Photos and video of the train at a Beijing train station circulated online late Monday local time. There was also a large security presence at a Beijing guesthouse where North Korean leaders have previously stayed.
The sightings prompted a flurry of speculation that the North Korean leader could be in the Chinese capital ahead of his planned summit with South Korean President Moon Jae-in and a potential meeting with US President Donald Trump.
Kim has not met any foreign heads of state since succeeding his father as North Korean leader in late 2011. Relations with China, a traditional ally, have been strained after Kim purged several top-ranking officials close to Beijing.
According to Japanese broadcaster NTV, the train arrived in Beijing on Monday afternoon.

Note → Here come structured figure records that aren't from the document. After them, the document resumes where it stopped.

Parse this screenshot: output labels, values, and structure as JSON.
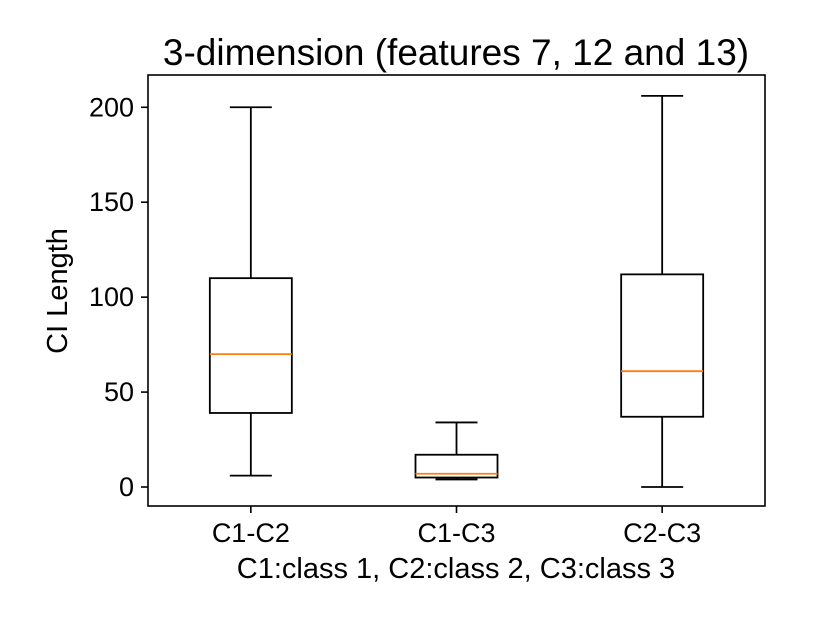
{
  "chart_data": {
    "type": "box",
    "title": "3-dimension (features 7, 12 and 13)",
    "xlabel": "C1:class 1, C2:class 2, C3:class 3",
    "ylabel": "CI Length",
    "ylim": [
      -10,
      217
    ],
    "y_ticks": [
      0,
      50,
      100,
      150,
      200
    ],
    "grid": false,
    "legend": "none",
    "categories": [
      "C1-C2",
      "C1-C3",
      "C2-C3"
    ],
    "boxes": [
      {
        "category": "C1-C2",
        "whisker_low": 6,
        "q1": 39,
        "median": 70,
        "q3": 110,
        "whisker_high": 200
      },
      {
        "category": "C1-C3",
        "whisker_low": 4,
        "q1": 5,
        "median": 7,
        "q3": 17,
        "whisker_high": 34
      },
      {
        "category": "C2-C3",
        "whisker_low": 0,
        "q1": 37,
        "median": 61,
        "q3": 112,
        "whisker_high": 206
      }
    ],
    "colors": {
      "box": "#000000",
      "median": "#ff7f0e"
    }
  }
}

Photos of the carriages were also posted to Chinese social media.
The South Korean government said it was investigating the reports. "Our government is thoroughly monitoring the situation and related movements while closely communicating with the concerned country," a foreign ministry spokesman said.
China's Ministry of Foreign Affairs said it was "not aware of the situation" when asked whether a North Korean official had arrived in the country.
Raj Shah, a spokesman for the White House, said he could not confirm the reports of Kim visiting Beijing when asked about them Monday. "We don't know if they're necessarily true," he said.
He added that the White House was "looking forward to a potential summit some months in advance." The Trump administration previously said they would attempt to arrange the meeting with Kim by the end of May.
Both Kim Jong Il and Kim Il Sung, the current leader's father and grandfather respectively, traveled by heavily armored train when they visited their allies in China and Russia.
The most recent trip was in August 2011, months before Kim Jong Il's death, when he visited Moscow to meet with then President Dmitry Medvedev.
According to Konstantin Pulikovsky, a former Russian diplomat who drew on internal classified memos from Kim's visit to Russia in 2001, the train was staffed by "beautiful lady conductors" and live lobsters were shipped to stops along the route, along with cases of Bordeaux and Burgundy red wines.
During dinners that stretched for four hours or more, guests and conductors sang Russian and Korean propaganda songs, Pulikovsky wrote in his memoirs.
South Korean newspaper Chosun Ilbo reported in 2009 that the train, when used for traveling around North Korea, is flanked by two other trains, one handling reconnaissance and the other security.
"Kim's train is armored and also contains conference rooms, an audience chamber and bedrooms. Satellite phone connections and flat screen TVs have been installed so that the North Korean leader can be briefed and issue orders," the paper said.